Someone has hurt you and you didn’t deserve it. When we invest ourselves in personal relationships we become vulnerable to potential hurt. How does the hurt heal? Forgiving the one who has hurt you is the beginning, and is essential to spiritual freedom. Without forgiveness we are forever controlled by the hurt and unable to attain spiritual maturity. Is it even fair to ask that we forgive those that have hurt us? Forgiveness challenges our sinful nature. Seeking revenge seems more of a natural reaction.

Lewis Smedes, in Forgive and Forget, describes four stages of forgiveness. The first stage is the hurt, when someone causes you pain so deep that you cannot forget it. The second stage is hate. You cannot escape the memory of the pain and wish that person to suffer as much as you are suffering. The third phase is healing. Your memory begins to heal and you see the person through spiritual eyes. This is where true forgiveness begins. The fourth and final stage is reconciliation. You invite the person back into your life to rebuild your relationship.

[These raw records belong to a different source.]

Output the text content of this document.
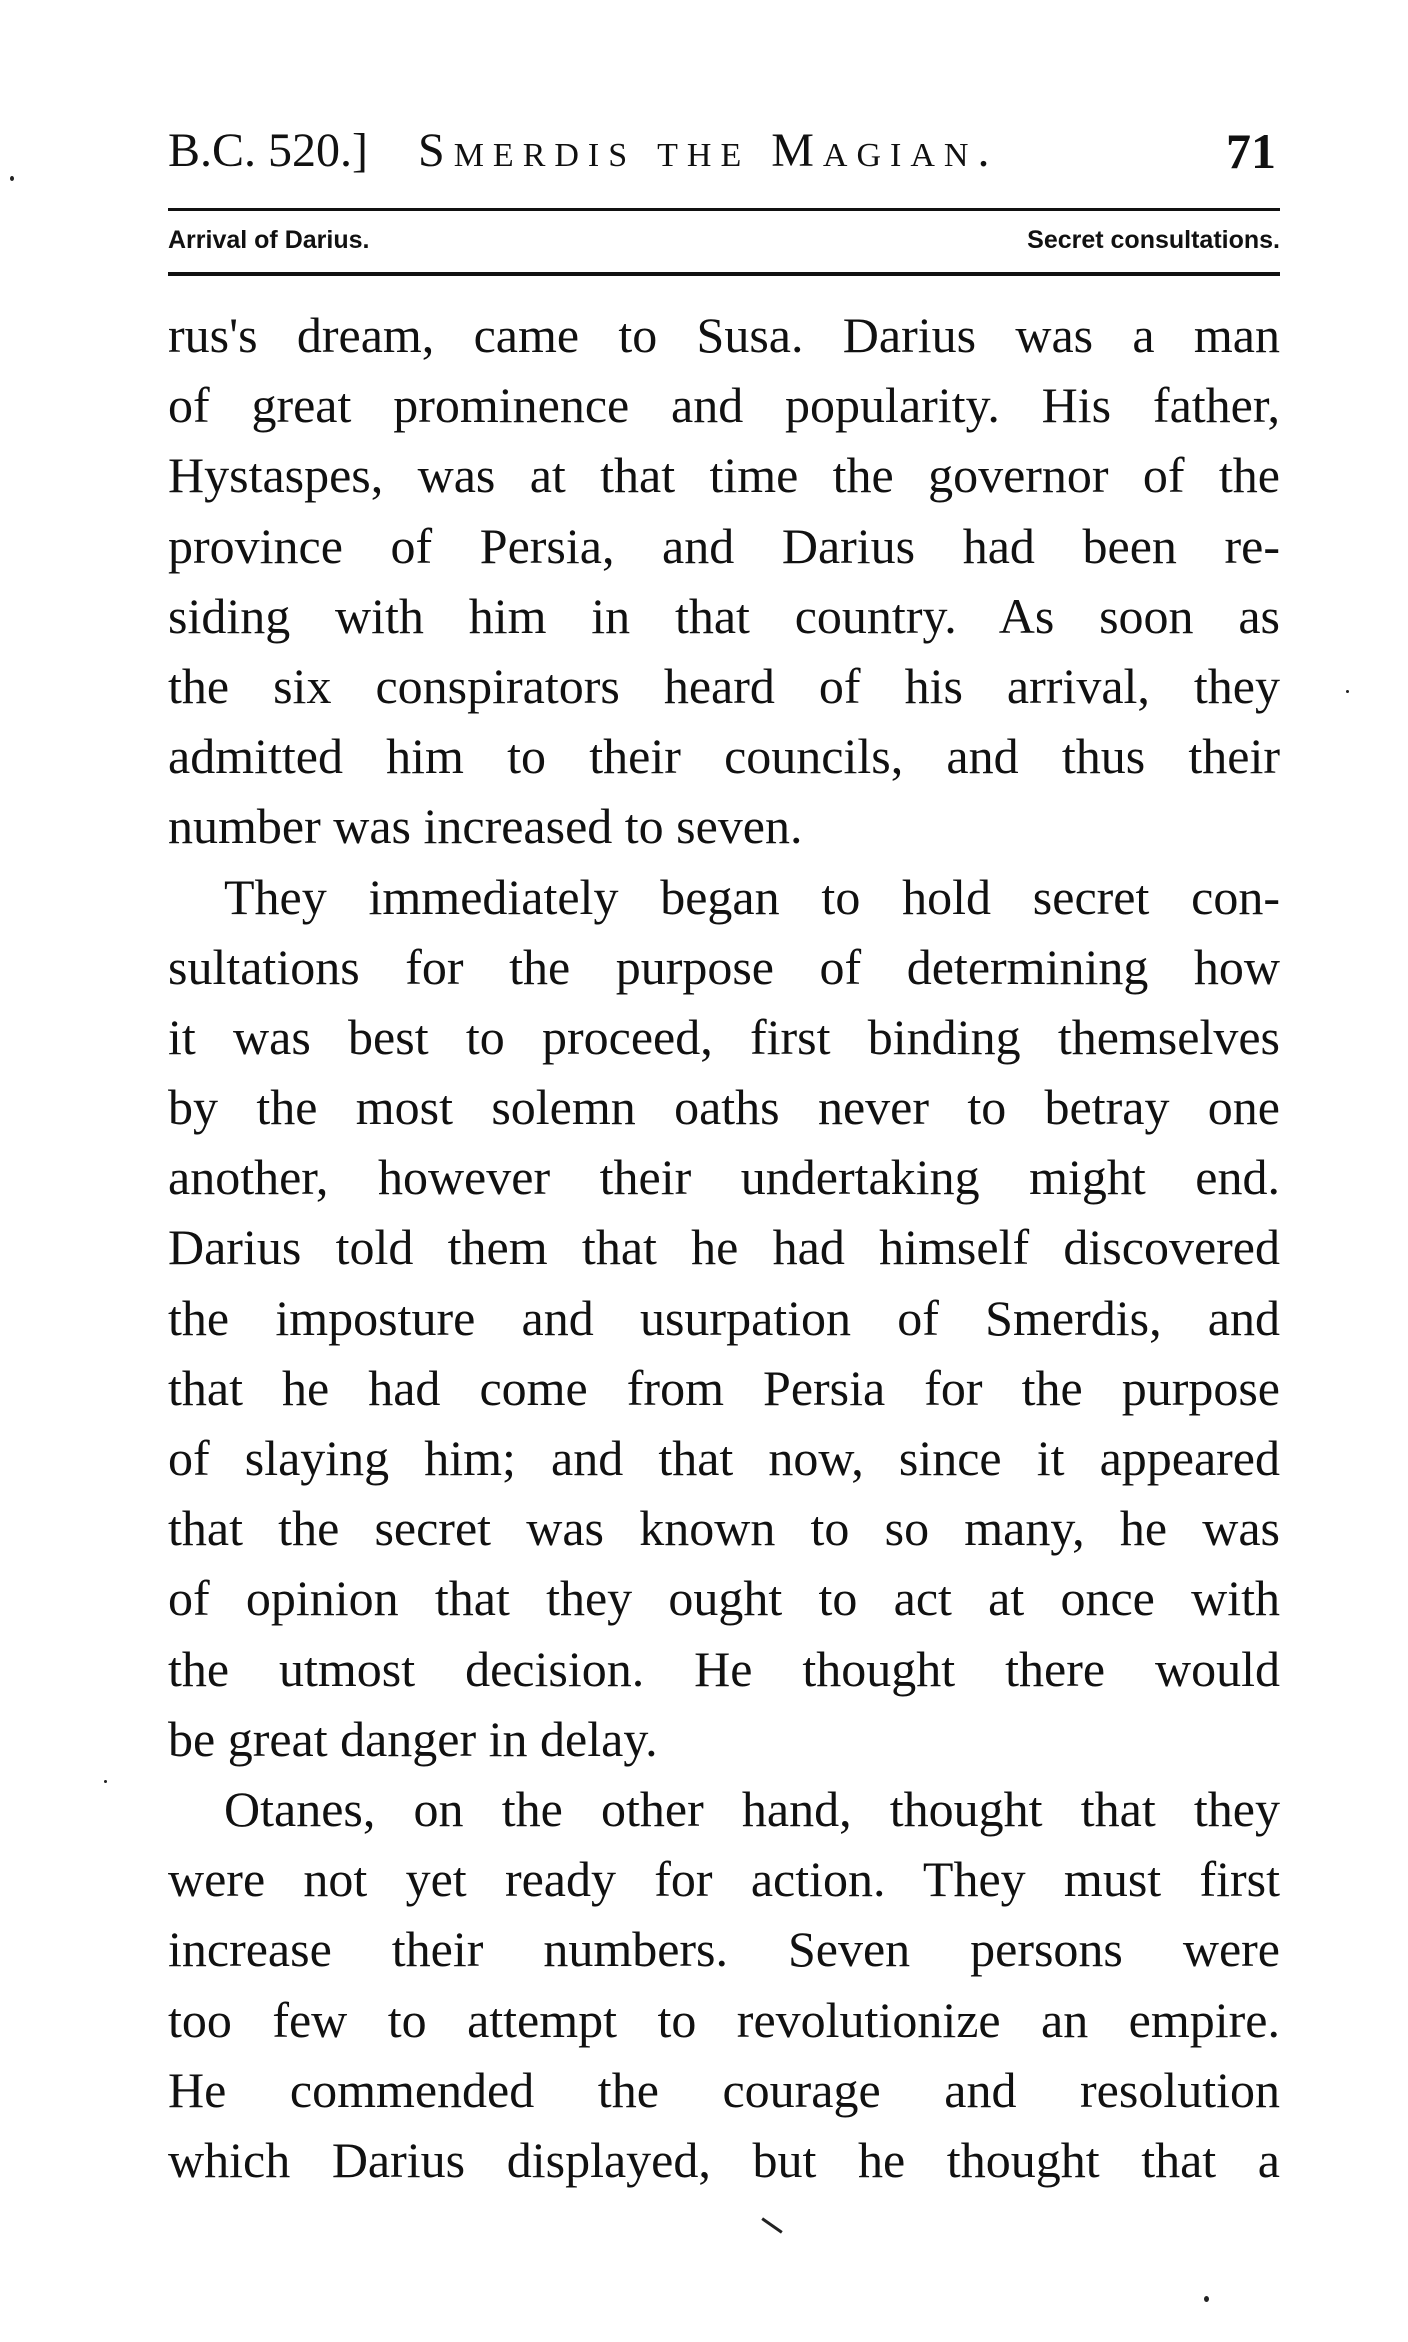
B.C. 520.] Smerdis the Magian.	71
Arrival of Darius.	Secret consultations.
rus's dream, came to Susa. Darius was a man
of great prominence and popularity. His father,
Hystaspes, was at that time the governor of the
province of Persia, and Darius had been re-
siding with him in that country. As soon as
the six conspirators heard of his arrival, they
admitted him to their councils, and thus their
number was increased to seven.
They immediately began to hold secret con-
sultations for the purpose of determining how
it was best to proceed, first binding themselves
by the most solemn oaths never to betray one
another, however their undertaking might end.
Darius told them that he had himself discovered
the imposture and usurpation of Smerdis, and
that he had come from Persia for the purpose
of slaying him; and that now, since it appeared
that the secret was known to so many, he was
of opinion that they ought to act at once with
the utmost decision. He thought there would
be great danger in delay.
Otanes, on the other hand, thought that they
were not yet ready for action. They must first
increase their numbers. Seven persons were
too few to attempt to revolutionize an empire.
He commended the courage and resolution
which Darius displayed, but he thought that a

Unless we have traveled through all four stages and are willing to freely forgive, we become stuck in bitterness. Harboring anger against those who have hurt us hold us back from growing in our relationship with God. The words of this old hymn published by Fanny J. Crosby in 1869 paint a word picture of a healing stream flowing down from the cross where Christ was sacrificed for our hurts. When we stand at the foot of that cross and let the healing blood of Calvary flow over us, the hurt and pain disappear, allowing forgiveness to flow from us to those who have hurt us.

             Jesus, keep me near the cross,

            There a precious fountain—

            Free to all, a healing stream—

            Flows from Calvary’s mountain.


            In the cross, in the cross,

            Be my glory ever;

            Till my raptured soul shall find

            Rest beyond the river.

Having learned to forgive we release love’s ultimate power, and we are stronger for it. Forgiveness releases the healing stream that helps us move from justification to sanctification; from bitterness to relationship; from living in the desert to crossing the Jordan; from counseling to deliverance.





Peggy2Peggy is embarking on a new career in mid-life. A featured speaker for women’s groups and retreats, she is the author of hundred of devotionals and articles in a variety of areas of interest to women. Married to Mark for 36 years, they have one daughter and raised two foster children. Peggy and Mark make their home in southern California.



  1. 5-7-2014

    Thanks Peggy for a solid road to follow out of bitterness.

  2. 5-7-2014

    Thank you, Peggy.
    C.S. Lewis once said, “Everyone thinks forgiveness is a lovely idea until he has something to forgive.”
    May we follow the healing stream of forgiveness by God’s grace – especially when we are the ones who need to forgive!